We searched PUBMED, EMBASE and MEDLINE for the patients of NSCLC harboring both EGFR mutation and ALK rearrangement. With this methodology, we found 24 literatures and total of 91 patients were fulfilled these criteria (10–33). Clinical data including gender, age, ethnicity, smoking history, pathological, tumor staging, CNS metastasis and the efficacy of targeted therapies. The PFS was the primary endpoint to assess the efficacy of TKIs, and overall survival (OS) and DCR was the secondary outcomes. Statistical Package for Social Science version 23.0 was used to perform statistical analysis. Survival curves were created by Kaplan-Meier method and group comparison analyses of PFS were using log-rank test. We defined statistically significant was p value < 0.05.

Table 1 summarizes detailed characteristics of 91 EGFR/ALK double-positive NSCLC patients which described by published data. The baseline demographic and clinical characteristics was summarized in Table 2, including age, gender, ethnicity, smoking history, pathology, tumor stage, EGFR mutation types and CNS metastases. Among these people, the clinical information of 88 patients was described in details. The median age of these patients was 59,4 years. 96.6% (85/88) of them were adenocarcinoma, and they were more likely to occur in female, non-smoker, Asian origin, IV stage. Of all co-mutation patients, 19 exon (-del) and 21 exon (-L858R) were frequently-occurring EGFR gene mutations, and CNS metastasis were proved exist in 11 patients.
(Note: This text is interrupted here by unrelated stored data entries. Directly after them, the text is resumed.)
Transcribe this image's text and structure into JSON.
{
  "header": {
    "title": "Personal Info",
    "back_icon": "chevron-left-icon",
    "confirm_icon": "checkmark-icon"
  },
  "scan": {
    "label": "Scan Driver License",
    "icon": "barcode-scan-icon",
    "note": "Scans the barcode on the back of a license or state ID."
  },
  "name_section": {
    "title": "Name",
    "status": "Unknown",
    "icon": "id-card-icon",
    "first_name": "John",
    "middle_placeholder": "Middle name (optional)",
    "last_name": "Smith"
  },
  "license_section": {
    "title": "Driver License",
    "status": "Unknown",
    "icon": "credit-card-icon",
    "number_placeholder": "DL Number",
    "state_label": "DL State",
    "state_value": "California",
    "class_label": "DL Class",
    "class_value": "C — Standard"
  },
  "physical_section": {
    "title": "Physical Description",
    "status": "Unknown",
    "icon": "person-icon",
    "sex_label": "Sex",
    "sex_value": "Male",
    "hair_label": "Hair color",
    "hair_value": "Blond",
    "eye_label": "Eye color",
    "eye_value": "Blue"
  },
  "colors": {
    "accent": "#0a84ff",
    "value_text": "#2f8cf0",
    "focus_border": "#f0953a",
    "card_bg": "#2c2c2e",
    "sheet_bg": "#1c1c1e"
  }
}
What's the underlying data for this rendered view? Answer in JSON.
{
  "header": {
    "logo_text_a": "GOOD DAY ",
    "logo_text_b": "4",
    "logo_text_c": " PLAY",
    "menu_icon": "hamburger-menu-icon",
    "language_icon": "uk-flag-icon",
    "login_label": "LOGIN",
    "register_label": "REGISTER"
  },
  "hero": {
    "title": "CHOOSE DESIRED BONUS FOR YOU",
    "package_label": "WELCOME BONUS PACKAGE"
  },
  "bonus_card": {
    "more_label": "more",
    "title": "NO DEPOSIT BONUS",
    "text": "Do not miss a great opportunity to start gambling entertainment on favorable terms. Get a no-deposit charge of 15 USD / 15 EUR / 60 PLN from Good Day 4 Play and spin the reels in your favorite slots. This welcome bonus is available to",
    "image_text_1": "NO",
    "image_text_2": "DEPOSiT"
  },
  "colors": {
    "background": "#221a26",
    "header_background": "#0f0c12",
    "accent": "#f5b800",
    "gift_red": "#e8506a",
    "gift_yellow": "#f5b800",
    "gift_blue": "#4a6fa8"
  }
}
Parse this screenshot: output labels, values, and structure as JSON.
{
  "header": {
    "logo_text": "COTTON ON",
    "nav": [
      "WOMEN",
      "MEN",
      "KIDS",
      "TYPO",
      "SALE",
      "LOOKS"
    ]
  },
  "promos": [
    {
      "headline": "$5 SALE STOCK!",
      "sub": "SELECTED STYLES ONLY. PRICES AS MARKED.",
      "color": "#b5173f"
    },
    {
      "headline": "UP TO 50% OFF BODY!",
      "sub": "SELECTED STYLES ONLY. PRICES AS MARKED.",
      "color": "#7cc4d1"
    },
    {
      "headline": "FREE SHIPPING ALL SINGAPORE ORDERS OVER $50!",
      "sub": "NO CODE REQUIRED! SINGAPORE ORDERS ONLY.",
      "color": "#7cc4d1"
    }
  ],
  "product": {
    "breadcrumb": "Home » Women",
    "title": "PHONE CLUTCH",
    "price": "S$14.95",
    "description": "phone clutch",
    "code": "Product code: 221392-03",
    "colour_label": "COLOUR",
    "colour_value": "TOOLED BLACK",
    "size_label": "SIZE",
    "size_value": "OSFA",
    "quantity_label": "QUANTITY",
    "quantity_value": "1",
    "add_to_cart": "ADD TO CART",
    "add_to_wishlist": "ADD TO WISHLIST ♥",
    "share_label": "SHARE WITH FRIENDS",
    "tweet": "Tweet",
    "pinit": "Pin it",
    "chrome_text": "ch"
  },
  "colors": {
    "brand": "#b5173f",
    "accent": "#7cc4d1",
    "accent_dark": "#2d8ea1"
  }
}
Most EGFR/ALK co-alteration NSCLC patients (78/90) were treated with at least one kind of TKIs. Because of some patients not be able to get complete data, and only 53 patients could follow the evaluating clinical effect. Among these patients, 23 of them only received EGFR TKIs, 12 patients only received ALK TKIs, and 45 patients received combination or sequential therapy of both EGFR-TKI and ALK-TKI. 29 out 53 patients were receiving EGFR TKIs as first-line targeted therapy and other 24 patients choose ALK TKIs with a DCR of 62% and 78%, respectively.

The median PFS on first EGFR-TKI and first ALK-TKI therapy were 5.3 months (95% confidence interval [CI] 1.20–9.40 months) and 6.0 months (95% CI 0.00–14.69 months) in EGFR/ALK co-altered NSCLC patients. Univariant analysis showed that PFS have no significant difference (p = 0.132) (Fig. 4a.). Among patients who were treated with EGFR-TKI as first-line targeted therapy, the median PFS was 7.0 months (95% CI 0.75–13.25 months) and 7.7 months (95% CI 4.08–11.32 months) in male and female (Fig. 4b.), and was 6.0 months (95% CI 2.91–9.10 months) and 7.0 months (95% CI 0.53–13.48 months) in Asian and Caucasian (Fig. 4c.). We can draw a conclusion that there was no statistically significant difference between male and female (p = 0.22) as well as Asian and Caucasian (p = 0.939). Additionally, the median PFS between first- and second-line targeted therapies was 7.0 months (95% CI 4.83–9.17 months) and 2.0 months (95% CI 0.96–3.05 months), which showed no statistically different between these two groups (p = 0.075) (Fig. 4d.). Survival curves showed the significantly prolonged PFS between patients without and with CNS metastases (p = 0.036), which median PFS was 8.0 month (95% CI 0.53–13.48 months) and 2.0 month (95% CI 0.53–13.48 month) (Fig. 4e). Only 14 patients can get the data of OS while the other missing data were not available, the average OS was 56.18 months (95% CI 32.72–72.9 months) (Fig. 4f).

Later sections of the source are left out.